Scientists have identified a gene variant responsible for accelerating brain ageing when people reach the age of 65. It may modify their risk of developing neurodegenerative diseases such as Alzheimer's.
Some genes are known to increase the risk of people developing Alzheimer's, such as the e4 version of the APOE gene. However, having it does not mean that people will automatically go on to develop dementia, just as its absence does not entirely protect them.
In fact when it comes to risk factors, the greatest appears to be ageing.
"We know ageing is the biggest risk factor for dementia, but we don't know precisely what it is about getting older that increases the risk. It's possible that something in the ageing brain changes and makes people more susceptible, but it's unclear what," Tim Shakespeare, research communications officer at the Alzheimer's Society, told IBTimes UK.
"It's an interesting question, which scientists are keen to investigate further."
Before it can be answered however, researchers must first improve their knowledge of healthy ageing.
In the study published in the journal Cell Systems, scientists from Columbia University Medical Centre have investigated what, on a genetic level, is driving healthy brain ageing.
Biology of the brain
They analysed genetic data from autopsied human brain samples taken from 1,904 people without neurodegenerative disease. The first step was to look at their transcriptomes (the initial products of gene expression). This gave them an idea of average brain biology at a given age.
Then individual transcriptomes were compared to the average transcriptome, focusing on 100 genes whose expression was found to increase or decrease with ageing. "This told us whether an individual's frontal cortex looked older or younger than expected," said lead author Dr. Asa Abeliovich.
Finally, they looked at the genome of the subjects, searching for an association between gene variants and an increase in differential age (the difference between the person's chronological and biological age, which indicates if their brain is ageing faster than average).
They found that a variant of the TMEM106B gene appeared linked to brain ageing. Around one third of people have two copies, while another third has one copy.
Having two copies resulted in people's frontal cortex appearing 12 years older, by various biological measures, that those who have two normal copies. The scientists hypothesised that this could potentially leave them more vulnerable to neurodegenrative diseases, although more research needs to be done on this particular topic.
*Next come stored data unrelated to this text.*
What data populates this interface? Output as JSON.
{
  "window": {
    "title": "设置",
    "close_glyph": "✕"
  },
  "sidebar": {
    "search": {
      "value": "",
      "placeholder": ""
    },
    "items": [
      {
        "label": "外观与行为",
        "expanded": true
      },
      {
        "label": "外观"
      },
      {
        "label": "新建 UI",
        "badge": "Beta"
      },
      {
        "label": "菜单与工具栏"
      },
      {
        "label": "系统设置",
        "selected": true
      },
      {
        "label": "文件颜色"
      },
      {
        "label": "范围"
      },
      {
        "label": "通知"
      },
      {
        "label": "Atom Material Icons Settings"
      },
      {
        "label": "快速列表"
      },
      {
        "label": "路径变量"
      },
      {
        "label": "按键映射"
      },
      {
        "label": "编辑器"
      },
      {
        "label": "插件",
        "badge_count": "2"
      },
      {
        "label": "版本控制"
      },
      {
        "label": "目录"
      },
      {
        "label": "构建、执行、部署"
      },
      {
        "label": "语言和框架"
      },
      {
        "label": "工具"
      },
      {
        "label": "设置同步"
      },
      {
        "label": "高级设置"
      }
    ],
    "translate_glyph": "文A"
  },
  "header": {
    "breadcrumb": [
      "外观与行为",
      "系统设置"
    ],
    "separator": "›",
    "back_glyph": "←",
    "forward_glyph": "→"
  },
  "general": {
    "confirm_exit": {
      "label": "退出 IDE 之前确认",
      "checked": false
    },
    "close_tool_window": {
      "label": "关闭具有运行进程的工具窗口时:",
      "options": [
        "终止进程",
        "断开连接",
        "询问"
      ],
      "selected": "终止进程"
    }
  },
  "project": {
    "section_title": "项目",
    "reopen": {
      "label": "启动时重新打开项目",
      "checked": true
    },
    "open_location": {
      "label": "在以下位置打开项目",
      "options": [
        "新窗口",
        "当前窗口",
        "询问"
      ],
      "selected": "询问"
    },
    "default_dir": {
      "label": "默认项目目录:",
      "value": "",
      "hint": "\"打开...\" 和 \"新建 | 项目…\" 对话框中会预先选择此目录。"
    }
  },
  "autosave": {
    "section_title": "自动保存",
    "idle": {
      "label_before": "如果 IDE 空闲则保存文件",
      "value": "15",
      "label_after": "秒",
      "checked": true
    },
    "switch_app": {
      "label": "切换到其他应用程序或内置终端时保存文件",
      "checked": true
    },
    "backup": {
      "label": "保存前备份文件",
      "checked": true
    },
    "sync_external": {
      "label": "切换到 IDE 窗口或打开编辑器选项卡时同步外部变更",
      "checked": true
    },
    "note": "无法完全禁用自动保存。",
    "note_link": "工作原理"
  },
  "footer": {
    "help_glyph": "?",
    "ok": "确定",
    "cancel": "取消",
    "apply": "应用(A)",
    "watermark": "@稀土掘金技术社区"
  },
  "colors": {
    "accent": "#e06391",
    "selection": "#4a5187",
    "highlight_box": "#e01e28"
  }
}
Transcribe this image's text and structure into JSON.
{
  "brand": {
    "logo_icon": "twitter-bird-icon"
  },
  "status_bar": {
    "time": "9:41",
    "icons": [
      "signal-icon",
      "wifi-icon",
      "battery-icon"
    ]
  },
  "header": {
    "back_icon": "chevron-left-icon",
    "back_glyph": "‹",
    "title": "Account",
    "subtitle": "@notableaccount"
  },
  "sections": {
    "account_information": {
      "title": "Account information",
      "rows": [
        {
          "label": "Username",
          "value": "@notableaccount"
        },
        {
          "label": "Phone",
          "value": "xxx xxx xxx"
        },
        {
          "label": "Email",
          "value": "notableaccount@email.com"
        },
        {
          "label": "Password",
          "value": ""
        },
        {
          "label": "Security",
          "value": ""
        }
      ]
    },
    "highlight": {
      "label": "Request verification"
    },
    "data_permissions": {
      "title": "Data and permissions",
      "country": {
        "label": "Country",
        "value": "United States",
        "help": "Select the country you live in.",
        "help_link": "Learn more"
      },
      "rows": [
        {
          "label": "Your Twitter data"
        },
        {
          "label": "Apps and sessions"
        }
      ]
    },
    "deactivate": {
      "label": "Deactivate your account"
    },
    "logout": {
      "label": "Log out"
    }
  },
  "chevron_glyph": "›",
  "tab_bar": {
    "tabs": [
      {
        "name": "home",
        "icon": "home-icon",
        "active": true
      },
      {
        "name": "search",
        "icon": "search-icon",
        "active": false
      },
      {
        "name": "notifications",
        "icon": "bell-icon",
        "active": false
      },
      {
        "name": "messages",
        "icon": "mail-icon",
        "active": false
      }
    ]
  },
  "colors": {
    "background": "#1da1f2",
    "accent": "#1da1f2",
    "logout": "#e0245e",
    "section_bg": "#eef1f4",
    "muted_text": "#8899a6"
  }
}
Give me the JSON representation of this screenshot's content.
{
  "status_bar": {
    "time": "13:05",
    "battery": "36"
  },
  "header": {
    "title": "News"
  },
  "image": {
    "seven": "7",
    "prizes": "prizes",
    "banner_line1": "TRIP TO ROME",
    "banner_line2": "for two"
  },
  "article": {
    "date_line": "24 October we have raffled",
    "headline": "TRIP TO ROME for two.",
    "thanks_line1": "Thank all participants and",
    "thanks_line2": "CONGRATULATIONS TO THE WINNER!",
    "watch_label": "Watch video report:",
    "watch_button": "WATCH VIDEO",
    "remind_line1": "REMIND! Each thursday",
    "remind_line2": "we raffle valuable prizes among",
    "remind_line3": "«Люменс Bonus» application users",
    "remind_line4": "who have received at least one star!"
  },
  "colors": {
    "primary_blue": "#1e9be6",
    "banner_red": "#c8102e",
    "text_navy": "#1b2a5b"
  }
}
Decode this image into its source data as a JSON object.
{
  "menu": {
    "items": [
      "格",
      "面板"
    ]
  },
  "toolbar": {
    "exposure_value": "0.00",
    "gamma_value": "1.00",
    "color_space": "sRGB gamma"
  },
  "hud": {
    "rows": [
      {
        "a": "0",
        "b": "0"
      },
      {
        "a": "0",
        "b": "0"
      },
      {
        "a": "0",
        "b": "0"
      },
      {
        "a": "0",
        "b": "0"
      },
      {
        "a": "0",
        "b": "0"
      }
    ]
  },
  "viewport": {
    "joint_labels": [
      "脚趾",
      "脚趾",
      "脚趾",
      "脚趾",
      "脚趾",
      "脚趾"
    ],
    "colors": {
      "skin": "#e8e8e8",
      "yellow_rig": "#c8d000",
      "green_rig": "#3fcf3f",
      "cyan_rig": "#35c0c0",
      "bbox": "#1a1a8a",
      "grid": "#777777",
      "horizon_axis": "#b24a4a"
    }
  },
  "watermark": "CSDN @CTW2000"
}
"We were studying healthy individuals, so it is not about disease, per se," said Dr Abeliovich. "But of course, it's in healthy tissue that you start to get disease. It appears that if you have these genetic variants, brain ageing accelerates and that increases vulnerability to brain disease. And vice versa: if you have brain disease, the disease accelerates brain ageing. It's a vicious cycle."
Shakespeare concluded: "This study is helpful to understand ageing, but it is not yet clear how the findings relate to dementia. This gene – TMEM106B – appears to work separately to the well-known genes that can affect your risk of Alzheimer's disease. We would need further studies to understand more about this gene's role in ageing, and how it impacts people's thinking skills."